I was working on a new section of the Meister Eckhart site, selecting and translating Eckhart’s Sayings , when the Forum‘s robot notified me that a new message has arrived. This message is the cause of the post that follows. Here is what I had been translating at the time for the Eckhart site: “It is much more necessary for Him to give than for us to receive, but we must not try for that [i. e. to receive], because the less we try or wish for it, the more God gives.”

St Maximus Confessor says “Blessed he who has understood truly that God Himself inside us, as in instruments, acts all deeds and all divine thinking (theoria), … without us contributing anything whatever, except for the disposition to the goods.” He who tries and puts a great effort, is also obliged to judge the effort and to justify or condemn himself. If to try-not-to-try would be also a trying and an effort, then some kind of madness must exist in the essence of a right action in order for it to be right. But, what kind of madness is not falsity and nightmare?
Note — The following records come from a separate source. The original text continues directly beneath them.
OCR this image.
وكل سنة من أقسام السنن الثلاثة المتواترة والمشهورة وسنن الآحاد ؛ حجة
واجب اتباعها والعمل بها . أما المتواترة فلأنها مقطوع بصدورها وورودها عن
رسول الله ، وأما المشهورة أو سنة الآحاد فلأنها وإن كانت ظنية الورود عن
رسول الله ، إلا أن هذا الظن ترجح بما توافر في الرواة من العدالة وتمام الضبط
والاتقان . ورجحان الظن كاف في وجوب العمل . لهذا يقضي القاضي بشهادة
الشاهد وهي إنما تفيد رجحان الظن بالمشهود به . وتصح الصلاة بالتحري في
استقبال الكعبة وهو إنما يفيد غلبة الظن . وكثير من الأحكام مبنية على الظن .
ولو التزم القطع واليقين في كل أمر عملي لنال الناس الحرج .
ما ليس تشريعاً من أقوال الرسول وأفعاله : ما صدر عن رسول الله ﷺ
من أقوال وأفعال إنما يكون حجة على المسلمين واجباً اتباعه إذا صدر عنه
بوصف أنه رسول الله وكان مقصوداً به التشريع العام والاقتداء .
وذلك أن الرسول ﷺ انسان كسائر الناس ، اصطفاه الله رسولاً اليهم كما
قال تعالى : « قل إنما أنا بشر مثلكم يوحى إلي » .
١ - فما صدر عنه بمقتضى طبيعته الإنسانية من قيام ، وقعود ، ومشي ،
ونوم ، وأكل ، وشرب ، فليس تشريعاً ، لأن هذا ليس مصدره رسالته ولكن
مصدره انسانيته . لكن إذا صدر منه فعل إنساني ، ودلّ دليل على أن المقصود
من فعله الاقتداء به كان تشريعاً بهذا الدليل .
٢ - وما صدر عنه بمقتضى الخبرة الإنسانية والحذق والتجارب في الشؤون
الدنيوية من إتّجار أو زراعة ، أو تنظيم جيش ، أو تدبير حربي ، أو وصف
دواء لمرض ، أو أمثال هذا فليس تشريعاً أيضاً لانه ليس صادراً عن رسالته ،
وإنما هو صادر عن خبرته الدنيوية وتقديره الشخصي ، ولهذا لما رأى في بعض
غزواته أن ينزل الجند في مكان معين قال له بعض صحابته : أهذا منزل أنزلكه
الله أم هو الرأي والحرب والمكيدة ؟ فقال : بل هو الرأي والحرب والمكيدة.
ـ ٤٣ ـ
“The great goods”, Plato says, “happen to us through that madness which is granted to us by a divine giving”. St Gregory of Nyssa calls this giving a “sober drunkenness”. It is a going-out of ourselves in the desire to be close to Him. Platonic madness, divine share and sober drunkenness belong to “him who has stood in front of God (see Luke 1.19). This is what happens to the person that is becoming godlike, and this has two sides, a positive, when it is fulfilled, and a negative, when a person is sad because he has lost his contact and closeness with God.

St. Gregory of Nyssa says about the ‘negative’ side, that “God stays away not because He has abandoned us, but in order to free us from anything else and then bring us even closer to Himself”.